Butcher, of course, is a bit of a misnomer: Everything in their shop Grass Fed — from the sliced “bacon” to the “butter chicken” to the “corned beef” — is made with plant-based ingredients, and is therefore fairly easy to certify as kosher.
“I did not anticipate the need for it, or the desire for it,” Nipe said.
“It’s kind of a culturally Jewish space,” Rubel added.
The married couple have been vegans for six years and didn’t eat much meat before entirely giving up animal products. Until last year, Nipe worked as an analyst for the American Red Cross planning blood donation campaigns.
But in December, Nipe quit his job to become a full-time vegan butcher. Rubel works part-time with Nipe at Grass Fed.
It’s a fitting side project for Rubel, a Jewish studies professor at the University of Rochester who studies food, culture and ethnicity. She is writing a book about “The Settlement Cookbook,” a Jewish cookbook published in 1901 that was intended to teach young Jewish women who had recently immigrated to the United States how to run a household.
“I teach a class on Judaism and food, I teach a class on religion and food in America, so this is actually my worlds sort of colliding,” said Rubel, who enjoys seeing the kosher certification process up close. “I’m kind of fascinated to see it at work here.”
Plant-based meats have had something of a resurgence in recent years, particularly since the development of Impossible and Beyond Burgers, which are a far cry from the Tofurky and fake bologna of decades past.
Impossible’s line of “meats,” which are made from a soy base and flavored with heme, a molecule that provides the meaty taste, and Beyond Burgers, made from pea proteins and rice, are intended to closely mimic beef in terms of texture and flavor.
Nipe’s first forays into vegan meat development began with a similar goal: his quest for a vegan breakfast sandwich.
“There’s no real place around here that makes one like you think about — greasy, quick,” Nipe said.
He started experimenting with a vegan sausage and tofu egg until he settled on a recipe he and Rubel loved.
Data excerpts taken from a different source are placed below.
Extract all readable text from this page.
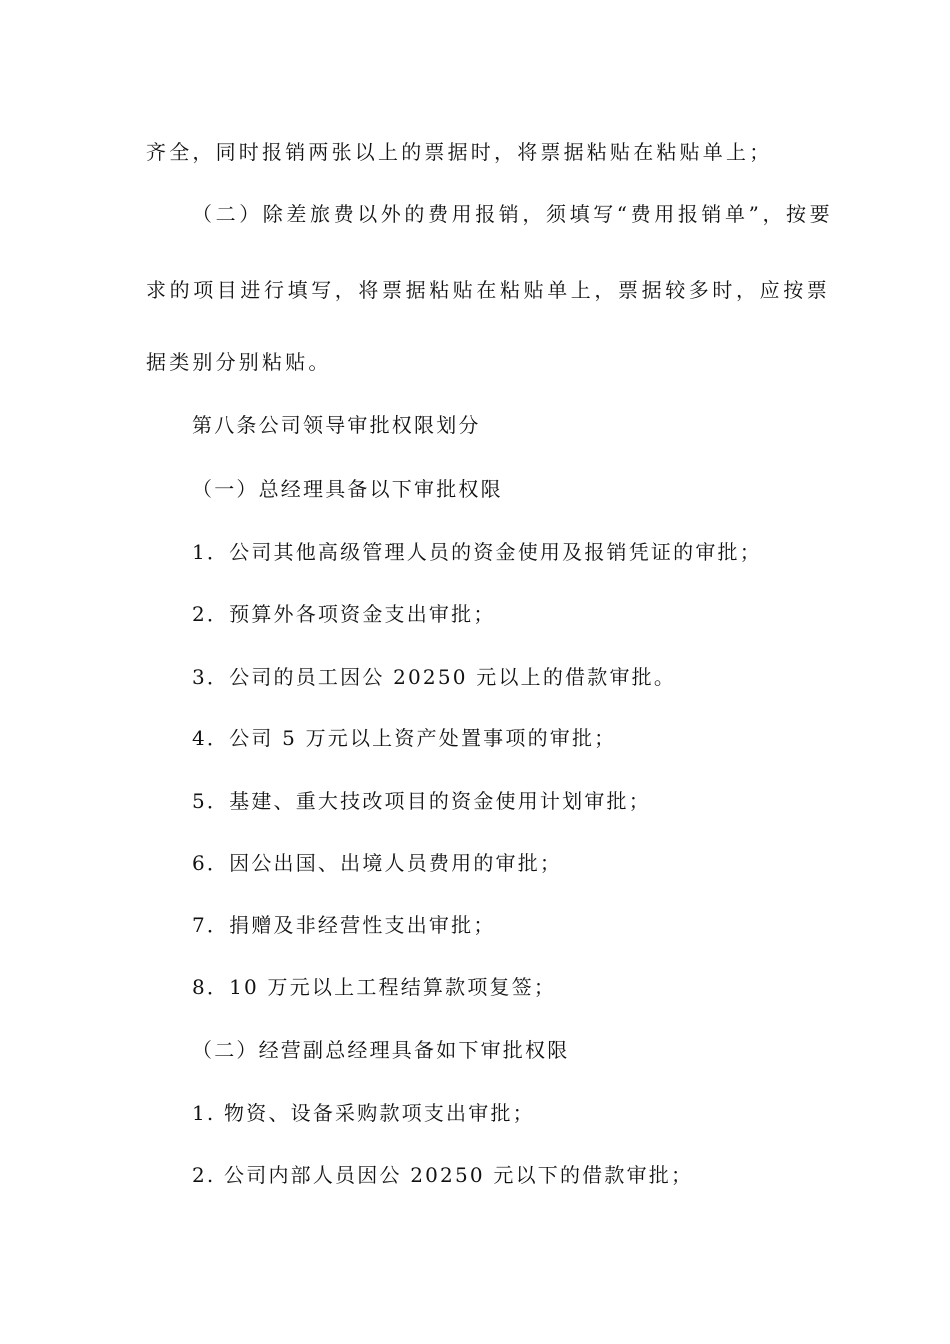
齐全，同时报销两张以上的票据时，将票据粘贴在粘贴单上；
（二）除差旅费以外的费用报销，须填写“费用报销单”，按要
求的项目进行填写，将票据粘贴在粘贴单上，票据较多时，应按票
据类别分别粘贴。
第八条公司领导审批权限划分
（一）总经理具备以下审批权限
1．公司其他高级管理人员的资金使用及报销凭证的审批；
2．预算外各项资金支出审批；
3．公司的员工因公 20250 元以上的借款审批。
4．公司 5 万元以上资产处置事项的审批；
5．基建、重大技改项目的资金使用计划审批；
6．因公出国、出境人员费用的审批；
7．捐赠及非经营性支出审批；
8．10 万元以上工程结算款项复签；
（二）经营副总经理具备如下审批权限
1. 物资、设备采购款项支出审批；
2. 公司内部人员因公 20250 元以下的借款审批；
Then they moved on to a doubly unkosher dish, Philly cheese steaks.
“We’re from South Jersey originally, so the Philly cheese steak was near and dear to our hearts,” said Nipe, who was raised Presbyterian.
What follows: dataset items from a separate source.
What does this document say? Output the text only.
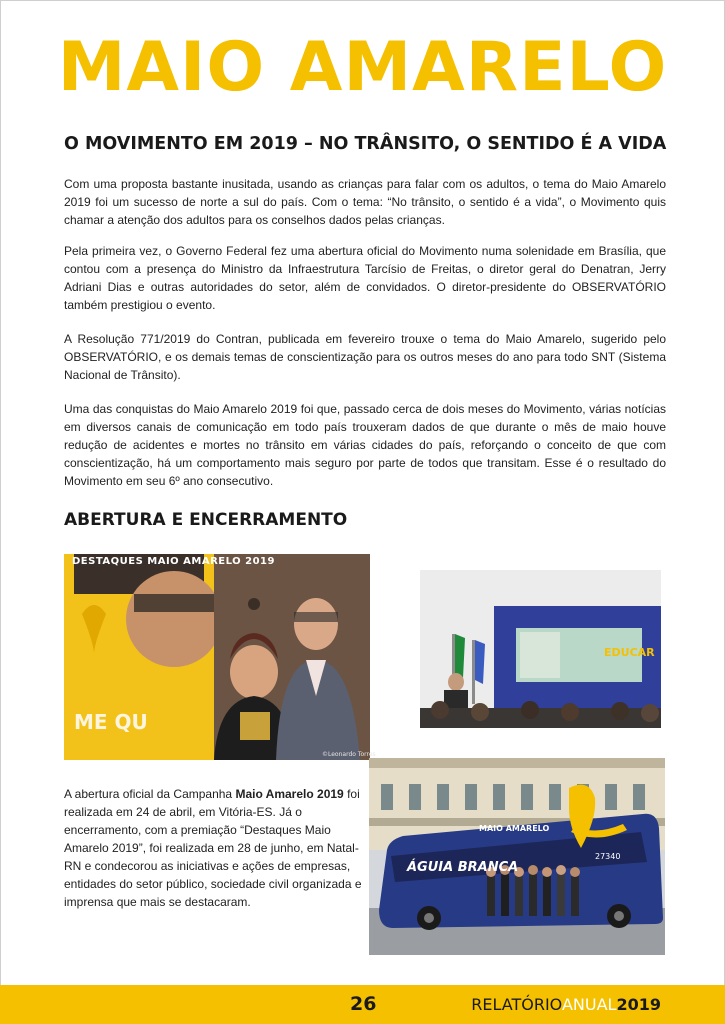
MAIO AMARELO
O MOVIMENTO EM 2019 – NO TRÂNSITO, O SENTIDO É A VIDA

Com uma proposta bastante inusitada, usando as crianças para falar com os adultos, o tema do Maio Amarelo 2019 foi um sucesso de norte a sul do país. Com o tema: “No trânsito, o sentido é a vida”, o Movimento quis chamar a atenção dos adultos para os conselhos dados pelas crianças.

Pela primeira vez, o Governo Federal fez uma abertura oficial do Movimento numa solenidade em Brasília, que contou com a presença do Ministro da Infraestrutura Tarcísio de Freitas, o diretor geral do Denatran, Jerry Adriani Dias e outras autoridades do setor, além de convidados. O diretor-presidente do OBSERVATÓRIO também prestigiou o evento.

A Resolução 771/2019 do Contran, publicada em fevereiro trouxe o tema do Maio Amarelo, sugerido pelo OBSERVATÓRIO, e os demais temas de conscientização para os outros meses do ano para todo SNT (Sistema Nacional de Trânsito).

Uma das conquistas do Maio Amarelo 2019 foi que, passado cerca de dois meses do Movimento, várias notícias em diversos canais de comunicação em todo país trouxeram dados de que durante o mês de maio houve redução de acidentes e mortes no trânsito em várias cidades do país, reforçando o conceito de que com conscientização, há um comportamento mais seguro por parte de todos que transitam. Esse é o resultado do Movimento em seu 6º ano consecutivo.

ABERTURA E ENCERRAMENTO
ME QU
©Leonardo Torres
DESTAQUES MAIO AMARELO 2019
EDUCAR
MAIO AMARELO
ÁGUIA BRANCA
27340

A abertura oficial da Campanha Maio Amarelo 2019 foi realizada em 24 de abril, em Vitória-ES. Já o encerramento, com a premiação “Destaques Maio Amarelo 2019”, foi realizada em 28 de junho, em Natal-RN e condecorou as iniciativas e ações de empresas, entidades do setor público, sociedade civil organizada e imprensa que mais se destacaram.

26	RELATÓRIOANUAL2019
Having mastered that, too, Nipe continued experimenting with other styles of vegan meats, eventually starting to take a few dozen orders each week from a growing email list of customers. His experiments led to the realization that eating vegan didn’t have to be restrictive. It just meant getting creative.
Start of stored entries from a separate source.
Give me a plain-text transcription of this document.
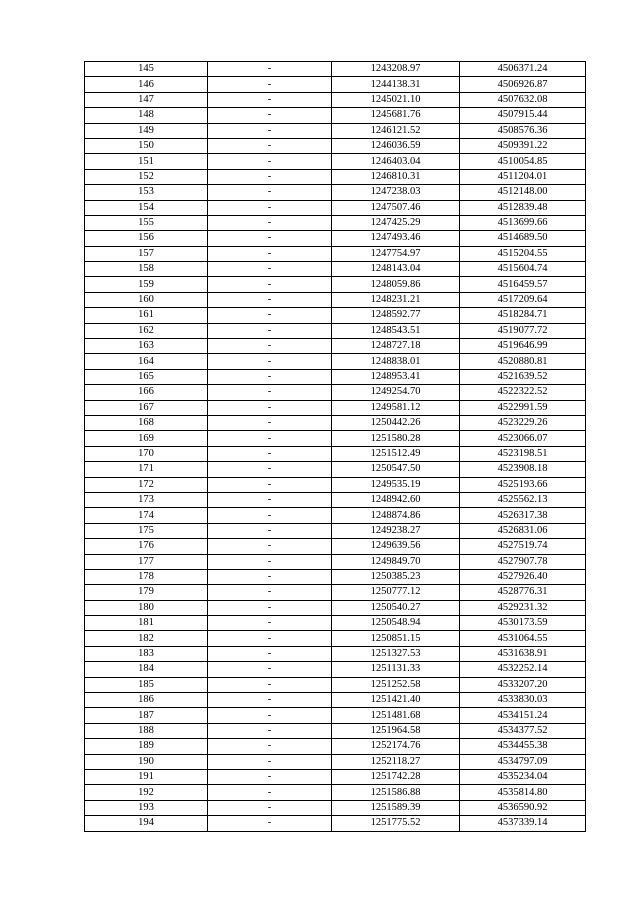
145	-	1243208.97	4506371.24
146	-	1244138.31	4506926.87
147	-	1245021.10	4507632.08
148	-	1245681.76	4507915.44
149	-	1246121.52	4508576.36
150	-	1246036.59	4509391.22
151	-	1246403.04	4510054.85
152	-	1246810.31	4511204.01
153	-	1247238.03	4512148.00
154	-	1247507.46	4512839.48
155	-	1247425.29	4513699.66
156	-	1247493.46	4514689.50
157	-	1247754.97	4515204.55
158	-	1248143.04	4515604.74
159	-	1248059.86	4516459.57
160	-	1248231.21	4517209.64
161	-	1248592.77	4518284.71
162	-	1248543.51	4519077.72
163	-	1248727.18	4519646.99
164	-	1248838.01	4520880.81
165	-	1248953.41	4521639.52
166	-	1249254.70	4522322.52
167	-	1249581.12	4522991.59
168	-	1250442.26	4523229.26
169	-	1251580.28	4523066.07
170	-	1251512.49	4523198.51
171	-	1250547.50	4523908.18
172	-	1249535.19	4525193.66
173	-	1248942.60	4525562.13
174	-	1248874.86	4526317.38
175	-	1249238.27	4526831.06
176	-	1249639.56	4527519.74
177	-	1249849.70	4527907.78
178	-	1250385.23	4527926.40
179	-	1250777.12	4528776.31
180	-	1250540.27	4529231.32
181	-	1250548.94	4530173.59
182	-	1250851.15	4531064.55
183	-	1251327.53	4531638.91
184	-	1251131.33	4532252.14
185	-	1251252.58	4533207.20
186	-	1251421.40	4533830.03
187	-	1251481.68	4534151.24
188	-	1251964.58	4534377.52
189	-	1252174.76	4534455.38
190	-	1252118.27	4534797.09
191	-	1251742.28	4535234.04
192	-	1251586.88	4535814.80
193	-	1251589.39	4536590.92
194	-	1251775.52	4537339.14
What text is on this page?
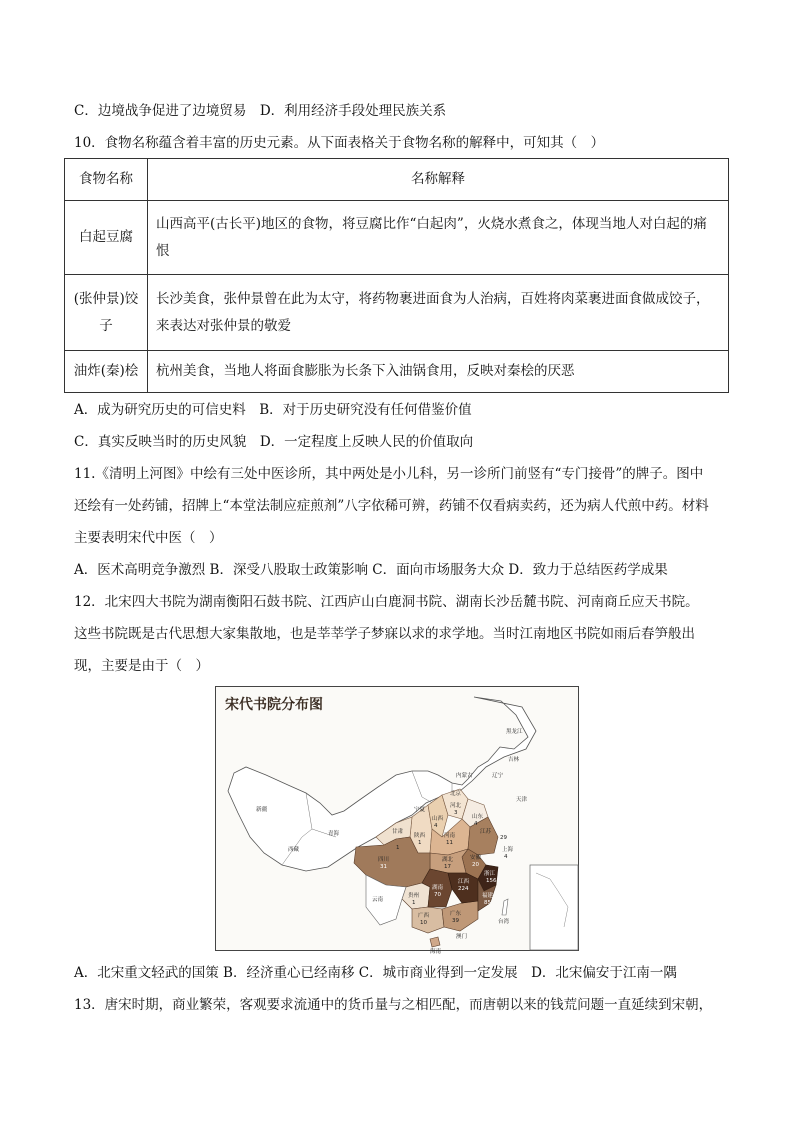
C．边境战争促进了边境贸易　D．利用经济手段处理民族关系
10．食物名称蕴含着丰富的历史元素。从下面表格关于食物名称的解释中，可知其（　）
食物名称	名称解释
白起豆腐	山西高平(古长平)地区的食物，将豆腐比作“白起肉”，火烧水煮食之，体现当地人对白起的痛
恨
(张仲景)饺
子	长沙美食，张仲景曾在此为太守，将药物裹进面食为人治病，百姓将肉菜裹进面食做成饺子，
来表达对张仲景的敬爱
油炸(秦)桧	杭州美食，当地人将面食膨胀为长条下入油锅食用，反映对秦桧的厌恶
A．成为研究历史的可信史料　B．对于历史研究没有任何借鉴价值
C．真实反映当时的历史风貌　D．一定程度上反映人民的价值取向
11.《清明上河图》中绘有三处中医诊所，其中两处是小儿科，另一诊所门前竖有“专门接骨”的牌子。图中
还绘有一处药铺，招牌上“本堂法制应症煎剂”八字依稀可辨，药铺不仅看病卖药，还为病人代煎中药。材料
主要表明宋代中医（　）
A．医术高明竞争激烈 B．深受八股取士政策影响 C．面向市场服务大众 D．致力于总结医药学成果
12．北宋四大书院为湖南衡阳石鼓书院、江西庐山白鹿洞书院、湖南长沙岳麓书院、河南商丘应天书院。
这些书院既是古代思想大家集散地，也是莘莘学子梦寐以求的求学地。当时江南地区书院如雨后春笋般出
现，主要是由于（　）
宋代书院分布图
黑龙江
吉林
辽宁
内蒙古
北京
天津
新疆
青海
西藏
甘肃
宁夏
山西
河北
山东
陕西	河南
江苏
安徽
上海
湖北
四川
湖南
江西
浙江
福建
贵州
云南
广西	广东
台湾
海南
澳门
3
4	4
1	11
29
20
4
17
31
70
224
156
85
1
10	39
1
A．北宋重文轻武的国策 B．经济重心已经南移 C．城市商业得到一定发展　D．北宋偏安于江南一隅
13．唐宋时期，商业繁荣，客观要求流通中的货币量与之相匹配，而唐朝以来的钱荒问题一直延续到宋朝，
“It was kind of like, what else can we do?” Nipe said. “Maybe we don’t have to be without.”
Soon they started looking for a storefront with a kitchen where they could set up shop permanently. They got an opportunity to rent a place just a few blocks away from Congregation Beth Sholom, an Orthodox synagogue in Rochester, making the decision to go kosher easy. Beth Sholom’s rabbi helped in that regard.
With all the food already free of animal products, the only tricky part was switching certain ingredients and seasonings such as wine, dried mushrooms and soy sauce to brands that had kosher certifications.
Being near the synagogue and closer to the more Jewish neighborhoods of Rochester has brought in more kosher-keeping customers. Rubel is already looking forward to the Rosh Hashanah rush on “brisket” and customers picking up orders before the High Holidays.
About 19,000 Jews live here, according to the Rochester Jewish Federation website, and the community has a kosher butcher and several Orthodox synagogues.
I know it seems REALLY early to be thinking about high holidays but they are early this year! We are now taking…
“I like that it’s more inclusive,” Rubel said of the decision to go kosher. “It means we can feed more people, which to me feels Jewish.”
The couple hope to eventually serve lunch, too, where customers will be able to order a pastrami sandwich piled high on rye bread with a side of pickles and a Cel-Ray soda.
For now they’re sticking with retail service, working on finding a kosher bread supplier and reveling in owning their own store.
“What are the chances that my ancestors would have seen the Presbyterian-raised guy that I married koshering his vegan butcher shop?” Rubel wondered aloud. “It’s just all bringing me a lot of joy.”